Can today’s tech giants adapt fast enough to the age of AI?
Like all disruptive technologies, artificial intelligence has the potential to upset the processes, products and business models on which today’s most successful companies are founded. Computing platform shifts such as this usually leave at least some industry leaders out in the cold: today’s incumbents are all racing to make sure that doesn’t include them.
Two events this week show the different ways in which AI is coming to dominate Big Tech’s agenda.
First, Meta announced a second round of job cuts, jettisoning 10,000 workers on top of the 11,000 it said it would let go late last year. Along with scrapping 5,000 more open positions, this has gone a long way to assuaging Wall Street’s anger over the company’s earlier refusal to dial back its heavy spending in the face of an advertising slowdown.
Chief executive Mark Zuckerberg made clear, though, that there was a lot more to this latest overhaul than simply slashing costs. In his view, Meta has to slim down, cut layers of management and move much faster to capitalise on big changes sweeping through the tech industry — with AI the most significant.
It is less than 18 months since Zuckerberg renamed his company to reflect the central role virtual worlds played in his vision of the future, but priorities have clearly shifted since then.
AI already represented Meta’s biggest single tech investment, Zuckerberg said this week. He also pointedly singled it out ahead of the metaverse when discussing the technologies with the most importance to Meta’s business.
AI had a key role to play in the company’s core services by improving the way people “creatively expressed” themselves and found content, he said, as well as boosting the productivity and speed of the company’s engineers. As the Financial Times reported late last month, AI is also now an important engine of Meta’s advertising, helping to overcome some of the damage to its ad-targeting capabilities caused by Apple’s privacy changes.
Of course, AI is an important technology behind the metaverse as well, and Zuckerberg is hardly backing down from his long-range VR vision. But in terms of the issues that have the most immediate impact on his company’s competitiveness — countering the rise of TikTok, boosting engagement, lifting revenues, honing the effectiveness of Meta’s engineering teams — AI is now central.
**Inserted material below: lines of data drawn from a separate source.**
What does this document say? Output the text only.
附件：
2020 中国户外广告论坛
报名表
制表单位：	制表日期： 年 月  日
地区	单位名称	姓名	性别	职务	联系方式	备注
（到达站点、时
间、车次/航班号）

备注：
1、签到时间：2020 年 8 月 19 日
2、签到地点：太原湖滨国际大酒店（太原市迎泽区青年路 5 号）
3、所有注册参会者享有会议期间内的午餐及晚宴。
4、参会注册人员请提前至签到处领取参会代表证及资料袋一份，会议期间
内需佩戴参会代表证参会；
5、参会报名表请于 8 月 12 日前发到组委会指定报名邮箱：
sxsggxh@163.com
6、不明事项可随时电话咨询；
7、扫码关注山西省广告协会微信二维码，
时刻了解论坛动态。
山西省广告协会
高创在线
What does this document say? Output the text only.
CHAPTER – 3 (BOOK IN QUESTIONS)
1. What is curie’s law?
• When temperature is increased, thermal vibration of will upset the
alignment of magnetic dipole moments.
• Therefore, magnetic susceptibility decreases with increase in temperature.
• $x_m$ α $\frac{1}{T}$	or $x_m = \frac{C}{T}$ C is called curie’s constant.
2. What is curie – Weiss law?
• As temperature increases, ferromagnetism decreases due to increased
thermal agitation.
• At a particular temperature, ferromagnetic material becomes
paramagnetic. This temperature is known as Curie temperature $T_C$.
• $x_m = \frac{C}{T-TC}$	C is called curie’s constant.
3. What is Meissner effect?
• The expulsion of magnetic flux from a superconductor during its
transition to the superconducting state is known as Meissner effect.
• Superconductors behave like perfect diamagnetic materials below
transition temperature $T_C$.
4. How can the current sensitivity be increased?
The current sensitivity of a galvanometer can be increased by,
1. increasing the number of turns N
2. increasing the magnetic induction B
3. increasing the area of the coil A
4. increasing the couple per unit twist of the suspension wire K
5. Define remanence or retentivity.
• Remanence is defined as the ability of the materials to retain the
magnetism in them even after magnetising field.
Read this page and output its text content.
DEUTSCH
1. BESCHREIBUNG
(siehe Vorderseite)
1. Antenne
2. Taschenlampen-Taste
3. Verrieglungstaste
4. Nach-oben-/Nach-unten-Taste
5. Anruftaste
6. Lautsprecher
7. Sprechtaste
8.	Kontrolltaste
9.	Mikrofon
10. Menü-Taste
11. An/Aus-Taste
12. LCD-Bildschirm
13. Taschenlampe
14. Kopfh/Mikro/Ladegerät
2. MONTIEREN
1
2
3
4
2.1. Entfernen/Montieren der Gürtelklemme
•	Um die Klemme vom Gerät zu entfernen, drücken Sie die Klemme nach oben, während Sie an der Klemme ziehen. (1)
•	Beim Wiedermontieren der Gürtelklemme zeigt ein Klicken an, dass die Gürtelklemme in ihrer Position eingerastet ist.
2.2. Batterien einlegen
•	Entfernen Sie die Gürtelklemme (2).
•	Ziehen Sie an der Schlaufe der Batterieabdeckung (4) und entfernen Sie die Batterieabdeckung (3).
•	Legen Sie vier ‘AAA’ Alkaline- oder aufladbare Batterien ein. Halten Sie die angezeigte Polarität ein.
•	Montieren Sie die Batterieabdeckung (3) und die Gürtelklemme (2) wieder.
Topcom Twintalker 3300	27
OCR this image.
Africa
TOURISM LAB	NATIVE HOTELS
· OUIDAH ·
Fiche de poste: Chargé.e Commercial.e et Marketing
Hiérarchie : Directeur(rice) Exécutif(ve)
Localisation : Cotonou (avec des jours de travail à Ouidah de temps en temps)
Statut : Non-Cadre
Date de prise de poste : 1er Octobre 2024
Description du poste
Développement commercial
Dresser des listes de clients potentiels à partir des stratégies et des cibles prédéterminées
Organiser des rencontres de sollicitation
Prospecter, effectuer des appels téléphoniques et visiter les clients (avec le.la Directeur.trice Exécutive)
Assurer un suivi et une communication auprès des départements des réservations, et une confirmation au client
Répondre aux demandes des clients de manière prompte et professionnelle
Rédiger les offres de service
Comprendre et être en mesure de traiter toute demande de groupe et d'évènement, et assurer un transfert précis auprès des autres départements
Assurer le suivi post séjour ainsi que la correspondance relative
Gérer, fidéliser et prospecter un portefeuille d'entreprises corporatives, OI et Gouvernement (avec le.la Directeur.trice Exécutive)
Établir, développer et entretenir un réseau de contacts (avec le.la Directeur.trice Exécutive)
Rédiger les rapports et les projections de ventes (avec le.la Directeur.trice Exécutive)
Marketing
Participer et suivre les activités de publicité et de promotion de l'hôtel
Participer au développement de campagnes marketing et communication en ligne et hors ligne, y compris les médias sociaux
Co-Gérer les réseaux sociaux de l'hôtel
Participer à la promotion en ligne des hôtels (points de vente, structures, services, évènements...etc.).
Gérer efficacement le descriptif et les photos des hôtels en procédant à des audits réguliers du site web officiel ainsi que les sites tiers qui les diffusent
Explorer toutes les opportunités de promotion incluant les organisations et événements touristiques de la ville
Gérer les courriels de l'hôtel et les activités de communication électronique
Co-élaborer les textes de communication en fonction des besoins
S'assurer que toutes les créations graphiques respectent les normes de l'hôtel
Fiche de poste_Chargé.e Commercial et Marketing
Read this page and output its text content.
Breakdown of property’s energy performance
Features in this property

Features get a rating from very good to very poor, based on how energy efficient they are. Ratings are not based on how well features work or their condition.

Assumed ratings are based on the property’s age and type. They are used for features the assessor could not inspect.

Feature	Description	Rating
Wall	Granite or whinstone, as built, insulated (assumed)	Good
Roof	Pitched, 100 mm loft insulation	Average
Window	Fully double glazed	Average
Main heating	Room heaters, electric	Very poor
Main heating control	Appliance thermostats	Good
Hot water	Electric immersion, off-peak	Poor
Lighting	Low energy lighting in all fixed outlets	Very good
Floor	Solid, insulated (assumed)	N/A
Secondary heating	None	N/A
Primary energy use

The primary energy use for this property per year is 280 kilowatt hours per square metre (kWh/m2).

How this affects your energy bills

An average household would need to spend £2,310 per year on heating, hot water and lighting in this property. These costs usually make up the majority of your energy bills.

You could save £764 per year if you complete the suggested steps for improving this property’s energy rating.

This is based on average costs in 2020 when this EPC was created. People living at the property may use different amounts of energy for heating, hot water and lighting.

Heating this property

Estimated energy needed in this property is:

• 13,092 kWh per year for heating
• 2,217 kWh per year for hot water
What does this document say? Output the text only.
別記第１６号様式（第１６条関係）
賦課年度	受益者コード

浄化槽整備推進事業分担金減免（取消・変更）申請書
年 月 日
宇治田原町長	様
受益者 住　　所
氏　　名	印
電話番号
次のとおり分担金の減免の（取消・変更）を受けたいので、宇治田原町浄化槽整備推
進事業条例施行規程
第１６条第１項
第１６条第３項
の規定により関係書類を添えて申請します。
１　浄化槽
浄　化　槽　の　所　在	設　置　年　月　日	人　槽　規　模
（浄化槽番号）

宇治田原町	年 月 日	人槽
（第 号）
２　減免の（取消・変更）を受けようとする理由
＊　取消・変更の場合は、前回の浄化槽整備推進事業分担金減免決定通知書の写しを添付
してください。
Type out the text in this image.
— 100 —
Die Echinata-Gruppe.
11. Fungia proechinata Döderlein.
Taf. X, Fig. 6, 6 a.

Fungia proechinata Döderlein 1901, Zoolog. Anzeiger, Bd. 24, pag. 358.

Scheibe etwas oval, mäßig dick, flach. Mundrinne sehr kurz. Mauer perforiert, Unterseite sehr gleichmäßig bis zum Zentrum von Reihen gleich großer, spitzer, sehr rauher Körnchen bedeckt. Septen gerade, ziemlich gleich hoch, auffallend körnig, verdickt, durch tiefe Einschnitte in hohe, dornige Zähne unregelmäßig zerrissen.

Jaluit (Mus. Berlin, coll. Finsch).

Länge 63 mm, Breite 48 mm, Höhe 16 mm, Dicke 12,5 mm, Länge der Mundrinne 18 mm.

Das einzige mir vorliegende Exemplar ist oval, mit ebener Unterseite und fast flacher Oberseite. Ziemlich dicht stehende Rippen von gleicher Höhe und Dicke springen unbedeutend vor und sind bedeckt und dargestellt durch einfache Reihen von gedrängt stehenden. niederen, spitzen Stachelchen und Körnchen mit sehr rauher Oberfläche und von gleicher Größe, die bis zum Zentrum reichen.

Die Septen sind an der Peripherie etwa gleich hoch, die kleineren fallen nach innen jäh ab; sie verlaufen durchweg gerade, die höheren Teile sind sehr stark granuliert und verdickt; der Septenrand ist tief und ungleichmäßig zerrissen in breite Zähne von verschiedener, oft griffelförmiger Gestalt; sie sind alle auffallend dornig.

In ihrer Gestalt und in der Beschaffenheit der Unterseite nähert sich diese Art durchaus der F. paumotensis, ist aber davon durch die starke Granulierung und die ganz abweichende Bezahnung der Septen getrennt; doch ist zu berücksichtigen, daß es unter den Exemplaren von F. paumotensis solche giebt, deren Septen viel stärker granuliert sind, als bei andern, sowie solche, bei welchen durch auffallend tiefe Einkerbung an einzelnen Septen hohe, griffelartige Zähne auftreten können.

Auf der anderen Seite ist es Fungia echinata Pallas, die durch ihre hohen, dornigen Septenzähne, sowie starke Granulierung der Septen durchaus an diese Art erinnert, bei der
Microsoft, meanwhile, faces a very different AI challenge. While Zuckerberg is trying to re-equip his company while also managing a significant retrenchment, Microsoft has a head start. The close ties it forged with OpenAI three years ago have put it in prime position roll out generative AI to the masses. The question now is to change the way hundreds of millions of people use its software.
This week, Microsoft outlined how it plans to push new AI features into widely used software applications such as Word and Excel. This means putting generative AI tools into the hands of workers to make them more creative; allowing people to control their applications using natural language commands; and introducing software “agents” that can dig through a user’s work to find and highlight relevant material.
This sounds all well and good in theory, but are the world’s “information workers” ready for the big changes in work practices this technology will bring? And will it really make them more productive?
Generative AI has quickly become something no tech company wants to be left without. There is a race on to implant it into widely used software and internet services. It will take trial and error to find out which of promises that have been made for the technology pan out, and which are empty hype.
The optimists claim that AI lends itself better than other technologies to mass adoption. The viral success of ChatGPT shows the appeal of using natural language to control computers. This could have special relevance for Microsoft’s customers: as the company has added more features to its applications, making them more complicated, workers have struggled to keep up. Life might be much easier when all software responds to simple natural language commands.
But Microsoft has bet on supposedly transformative new computing interfaces before and come up wanting, from redesigning Windows to be touch-first (PC users hated it) to promising that previous voice assistants such as Cortana would completely change computing. Will this time be different? As Microsoft and the rest of Big Tech rush to show that AI can make their services newly relevant, we are about to find out.